Catalogs designed from the ground up to be socially powered can look quite different. We’re starting to see some of them now. One notable “social catalog” is LibraryThing, which has been developed by Tim Spalding, a staff of about a dozen professionals, and a membership of nearly a million readers. Tim gave a talk to librarians in October called “What is Social Cataloging?“. In the talk, he describes and demonstrates the features and the concepts of his catalog (including many of the concepts I’ve mentioned in this post), and the many benefits that emerge when hundreds of thousands of readers collaboratively catalog their personal libraries. The video of the full talk runs just under an hour, and is well worth watching.
LibraryThing does not provide all of the functionality you’d find in a good research library catalog. But it provides many useful forms of guidance that most traditional catalogs lack, and it also suggests some ways in which libraries and their users can join forces in building comprehensive, user-focused, concept-oriented catalogs. (Much of the bibliographic metadata used in LibraryThing comes from traditional library catalog records; and LibraryThing in turn now sells a service that embeds some of the other information it aggregates back into traditional library catalog displays.)

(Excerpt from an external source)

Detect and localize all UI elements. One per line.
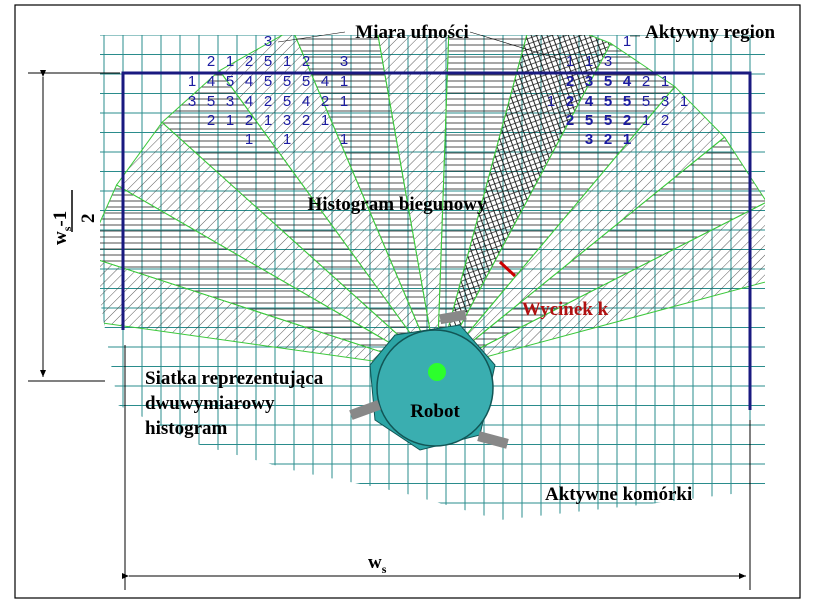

Recap and coming attractions
In this post, I’ve shown how catalogs can use a wide variety of concepts to help users find resources. The concepts come from, and are maintained by, various groups of people, including librarians, scholars, collectors and other domain experts, and lots and lots of everyday readers. The catalog concepts may be derived in part from existing MARC bibliographic metadata (sometimes through automated analysis), but often draw from additional data sources. The catalogs may require new user interface designs, going beyond the standard search-box and list-of-hits paradigm, for users to take full advantage of their concepts.
The examples I’ve shown should demonstrate the versatility of concept-oriented catalogs, and also suggest some of the challenges of implementing them. In future posts, I hope to discuss the technologies, data models, system architectures, and social structures that can help make useful concept-oriented catalogs practical for libraries to build and maintain.